Dr. Reddy's Institute of Life Sciences, University of Hyderabad Campus, Gachibowli, Hyderabad 500 046, India; Manipal College of Pharmaceutical Sciences, Manipal Academy of Higher Education, Madhav Nagar, Manipal 576 104, Karnataka, India.
Dr. Reddy's Institute of Life Sciences, University of Hyderabad Campus, Gachibowli, Hyderabad 500 046, India.
Bioorg Chem. 2022 Apr;121:105667. doi: 10.1016/j.bioorg.2022.105667. Epub 2022 Feb 9.
In search of potent and new anti-inflammatory agents, we explored a new class of isocoumarin derivatives possessing the 3-oxoalkyl moiety at C-4 position. These compounds were synthesized via the FeCl catalyzed construction of isocoumarin ring. The methodology involved coupling of 2-alkynyl benzamides with alkyl vinyl ketone and proceeded via a regioselective cyclization to give the desired compound as a result of formation of CO and CC bonds. A large number of isocoumarins were synthesized and assessed against PDE4B in vitro. While isocoumarins containing an aminosulfonyl moiety attached to the C-3 aryl ring showed encouraging inhibition of PDE4B, some of the derivatives devoid of aminosulfonyl moiety also showed considerable inhibition. According to the SAR analysis the CHNHSOR-m moiety at C-3 position of the isocoumarin ring was favorable when the R was chosen as an aryl or 2-thienyl group whereas the presence of F or OMe substituent at C-7 of the isocoumarin ring was found to be beneficial. The compound 5f with IC values 0.125 ± 0.032 and 0.43 ± 0.013 µM against PDE4B and 4D, respectively was identified as an initial hit. It showed in silico interaction with the PHE678 residue in the CR3 region of PDE4B and relatively less number of interactions with PDE4D. Besides showing the PDE4 selectivity over other PDEs and TNF-α inhibition in vitro the compound 5f at an intraperitoneal dose of 30 mg/kg demonstrated the protective effects against the development of arthritis and potent immunomodulatory activity in adjuvant induced arthritic (AIA) rats. Furthermore, no significant adverse effects were observed for this compound when evaluated in a systematic toxicity (e.g. teratogenicity, hepatotoxicity and cardiotoxicity) studies in zebrafish at various concentrations. Collectively, being a new, potent, moderately selective and safe inhibitor of PDE4B the isocoumarin 5f can be progressed into further pharmacological studies.

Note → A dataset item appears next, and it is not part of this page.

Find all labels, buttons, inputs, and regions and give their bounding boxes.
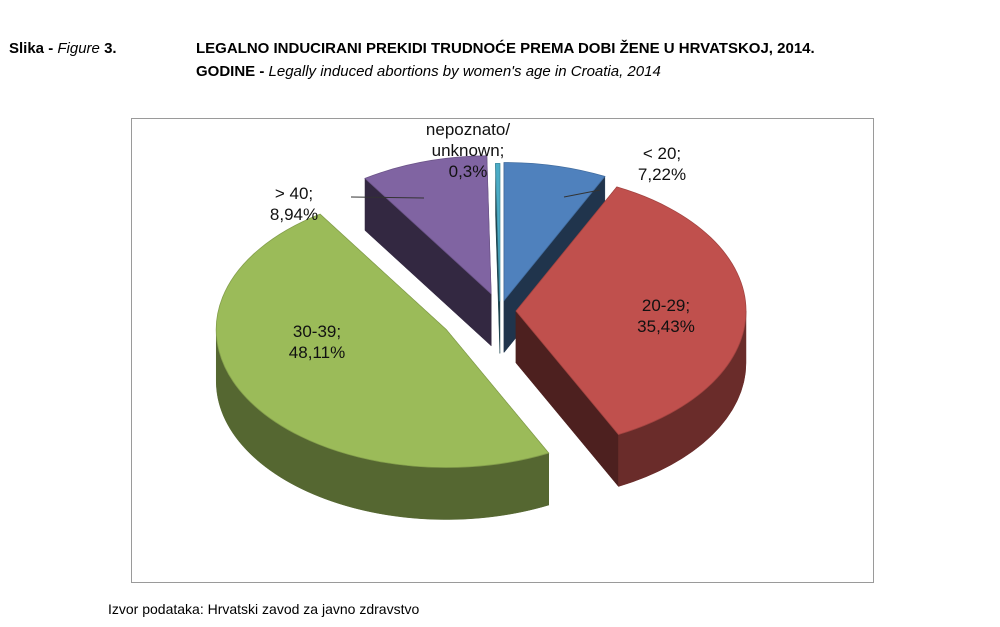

在寻找有效且新型的抗炎药物时,我们探索了一类新型的异香豆素衍生物,它们在 C-4 位具有 3-氧代烷基部分。这些化合物是通过 FeCl 催化的异香豆素环构建合成的。该方法涉及 2-炔基苯甲酰胺与烷基乙烯酮的偶联,通过区域选择性环化进行,由于 CO 和 CC 键的形成,得到所需的化合物。大量的异香豆素被合成并在体外针对 PDE4B 进行评估。虽然含有连接在 C-3 芳基环上的氨基磺酰基部分的异香豆素显示出对 PDE4B 的令人鼓舞的抑制作用,但一些没有氨基磺酰基部分的衍生物也显示出相当大的抑制作用。根据 SAR 分析,当 R 选择为芳基或 2-噻吩基时,异香豆素环的 C-3 位置上的 CHNHSOR-m 部分是有利的,而在异香豆素环的 C-7 上存在 F 或 OMe 取代基是有利的。化合物 5f 的 IC 值分别为 0.125±0.032 和 0.43±0.013µM,对 PDE4B 和 4D 具有抑制作用,被确定为初始命中。它与 PDE4B 的 CR3 区域中的 PHE678 残基表现出相互作用,与 PDE4D 的相互作用相对较少。除了在体外显示对其他 PDE 的 PDE4 选择性和 TNF-α抑制作用外,化合物 5f 在腹腔内剂量为 30mg/kg 时,还显示出对关节炎发展的保护作用,并在佐剂诱导的关节炎(AIA)大鼠中具有有效的免疫调节活性。此外,在不同浓度的斑马鱼中进行的系统毒性(例如致畸性、肝毒性和心脏毒性)研究中,未观察到该化合物的显著不良反应。总的来说,作为一种新型、有效、中度选择性和安全的 PDE4B 抑制剂,异香豆素 5f 可以进一步进行药理学研究。